Bad Homburg (ks). „Mit starken Schwingen“ steht als Leitgedanke über der Ausstellung der Holzbildhauerin Gabriele von Lutzau in der Englischen Kirche, und solche starken Schwingen müssen es auch sein, die die Künstlerin durch das Leben tragen. Mit Anfang zwanzig überlebte sie als Stewardess auf der „Landshut“ zusammen mit anderen die fünftägige Geiselnahme palästinensischer Terrorristen und hatte noch die Stärke, den Mitleidenden Trost zu spenden und Mut zu machen. Dafür wurde sie mit dem Bundesverdienstkreuz ausgezeichnet und mit dem Ehrentitel „Engel von Mogadischu“ geehrt, der sie bis heute begleitet. Das Ehepaar hatte später einen schweren Unfall, bei dem ihre rechte Hand zertrümmert wurde. Seitdem kann sie nur noch mit der elektrischen kleinen Säge arbeiten, und erst kürzlich hat Gabriele von Lutzau eine schwere Erkrankung überstanden. Aber sie lasse sich nicht unterkriegen, denn die Kunst helfe ihr über viele Widrigkeiten hinweg. „Auch diese Ausstellung tut mir gut. Die habe ich gebraucht“, bekannte sie. Ihre Kunst kommt gut an, und sie hat bereits einige Objekte verkaufen können

Gabriele von Lutzau ist inzwischen 35 Jahre erfolgreich künstlerisch aktiv, und diese Jahrzehnte stehen eigentlich in keinem Verhältnis zu den zweieinhalb Jahren als Flugbegleiterin bei der Lufthansa. „Ich möchte heute lieber als Künstlerin wahrgenommen werden, die ihre Arbeiten in Museen wiederfindet“, sagte sie, aber Mogadischu klebt fester an ihr.

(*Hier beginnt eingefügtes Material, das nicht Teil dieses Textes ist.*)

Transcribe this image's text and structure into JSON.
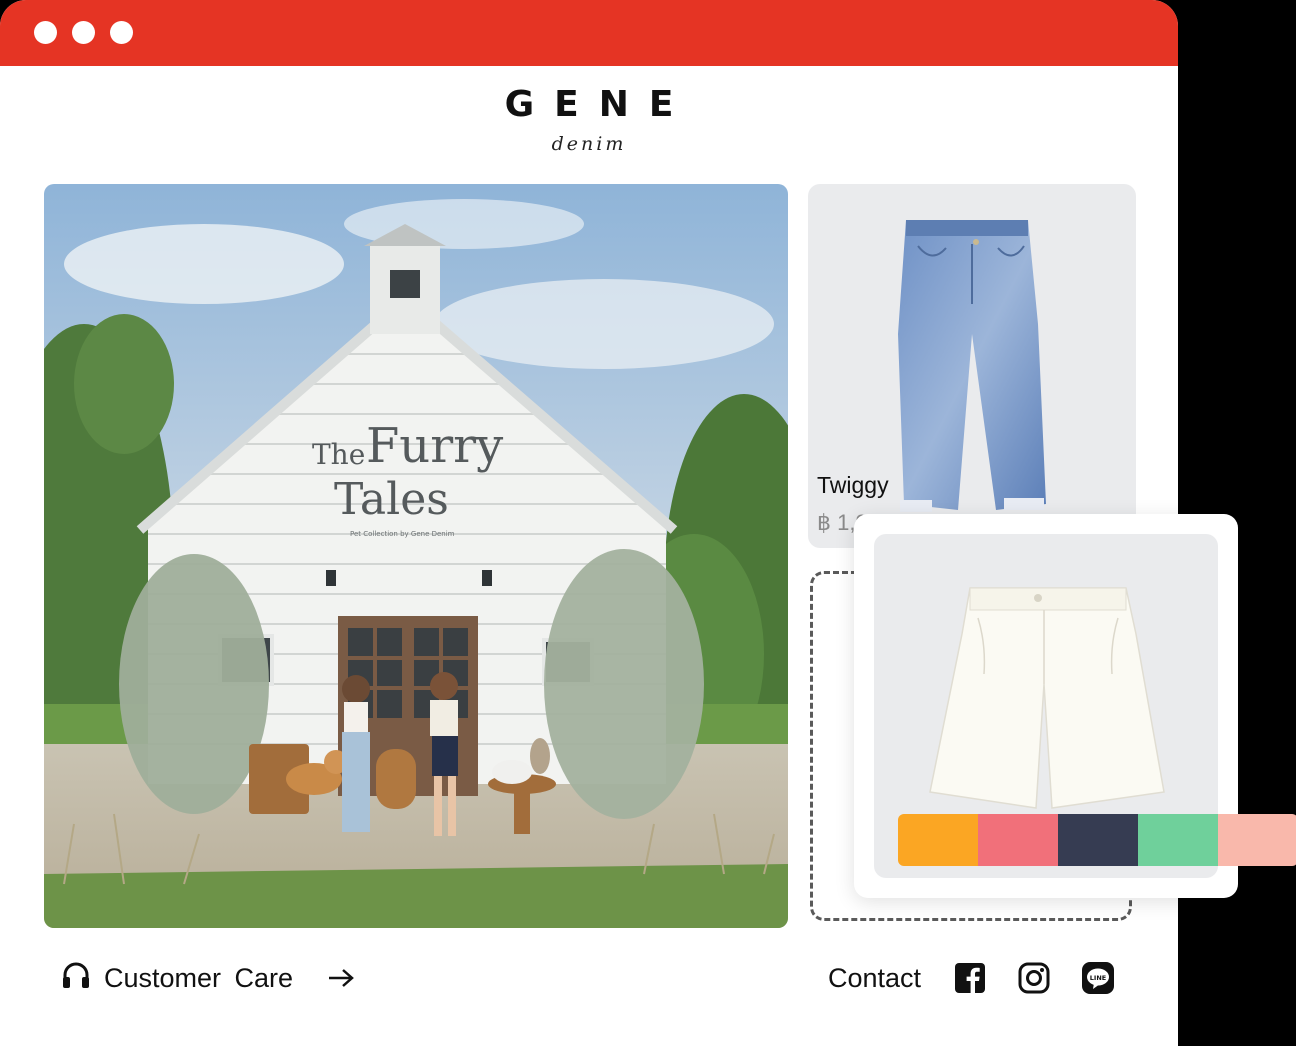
{
  "window": {
    "accent_color": "#e53424"
  },
  "brand": {
    "name": "GENE",
    "subtitle": "denim"
  },
  "hero": {
    "image": "campaign photo of a white wooden farmhouse with two women, dogs and cats",
    "sign_title_small": "The",
    "sign_title_large": "Furry",
    "sign_title_second": "Tales",
    "sign_caption": "Pet Collection by Gene Denim"
  },
  "product": {
    "name": "Twiggy",
    "price": "฿ 1,9",
    "image": "light-wash blue straight jeans"
  },
  "floating_product": {
    "image": "white high-waist shorts",
    "swatches": [
      "#fba623",
      "#f1707a",
      "#363c52",
      "#6fd09b",
      "#f9b8ab"
    ]
  },
  "footer": {
    "customer_care_label": "Customer  Care",
    "contact_label": "Contact",
    "icons": [
      "headset-icon",
      "arrow-right-icon",
      "facebook-icon",
      "instagram-icon",
      "line-icon"
    ]
  }
}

Damit habe sie sich abgefunden. Und so ganz ist sie die Traumata auch nicht losgeworden, die in ihrer Seele schlummern und sich in der Kunst Ausdruck verschaffen. „Traumata kann man auch erben“, ist sie sicher, wie sie überhaupt an Dinge glaubt, die außerhalb des rational Erfassbaren liegen. „Ich denke mit der Seele. Das fließt in meine Kunst mit ein. Ich plane nicht, mache keine Vorgaben, sondern lasse mich überraschen“. Die vielen halben Flügel stehen für „Freiheit und Aufbruch“, und auch für Hoffnung und für den Glauben an das Gute in dieser Welt.

Das gilt auch für Arbeiten, „die im Schatten von Buchenwald“ entstanden sind. Einer diese einzelnen Flügel ist dem Schicksal der vielen Toten im einstigen Konzentrationslager gewidmet und hat die Bad Homburger Besucherin Inge Marziniak so berührt, dass diese dazu eine Art „Haiku“ verfasst hat, das wir mit ihrer Erlaubnis abdrucken. Die aufgereihten kleineren Flügel, die die Künstlerin auch „Fiederungen“ nennt, nehmen das Thema auf seltsam berührende Weise ebenfalls auf. Den Vorschlag, sie auf einem Stock aufzureihen, hatte ein neunjähriger Junge gemacht. Als er nach dem Warum gefragt wurde, antwortete er: „Einer musste es doch tun“. Die Künstlerin hat diese Antwort als „ wunderbares Geschenk“ empfunden. Sie nannte das Objekt „Chasing Waterfalls“ nach einem Song, in dem gerade davon abgeraten wird, Wasserfällen nachzujagen, sondern auf das feste, sichere Ufer zu vertrauen.

Auf anrührende Art „beseelt“

Das Holz für ihre Arbeiten findet Gabriele von Lutzau manchmal sogar im eigenen Garten im Odenwald, wohin die kleine Familie einst der Kinder wegen gezogen ist. Jetzt sind Sohn und Tochter längst erwachsen, und es gibt bereits ein Enkelkind, das zurzeit mit Papa und Opa in Neuseeland unterwegs ist.

Sie selbst befinde sich gerade in einem Zustand, in dem sie die kunstvoll geschwärzten Objekte nicht mehr ertrage. „Meine Seele braucht Licht“, gestand sie. Deshalb fallen die zwei weißen Kunstwerke, die der Ausstellung ihren Titel gaben, besonders auf. Das bedeute vielleicht den Aufbruch in eine neue Phase, eine Weiterentwicklung“, vermutetet die Künstlerin, der „staatsbürgerliche Verantwortung mit entsprechenden Pflichten“ wichtig ist. Das lebt sie bis heute vor und bleibt auch in ihrer Kunst nahe an Phänomenen der Zeit. Das bestätigen auch die vielen „Soulbirds“ in der Apsis. Diese langbeinigen eigenartigen „Seelenvögel“ sind den jugendlichen Opfern gewidmet, die bei dem Anschlag auf ein Jugendcamp auf der norwegischen Insel Utoya getötet wurden. Sie verstärken den Eindruck, dass Gabriele von Lutzaus Kunstwerke auf anrührende Art „beseelt“ sind.

!Die Ausstellung in der Englischen Kirche, Ferdinandstraße 16, ist noch bis Sonntag, 28. Juli zu sehen und Donnerstag und Freitag von 16 bis 19 Uhr sowie am Samstag und Sonntag von 14 bis 18 Uhr geöffnet. Die Künstlerin ist anwesend und freut sich über Besucher.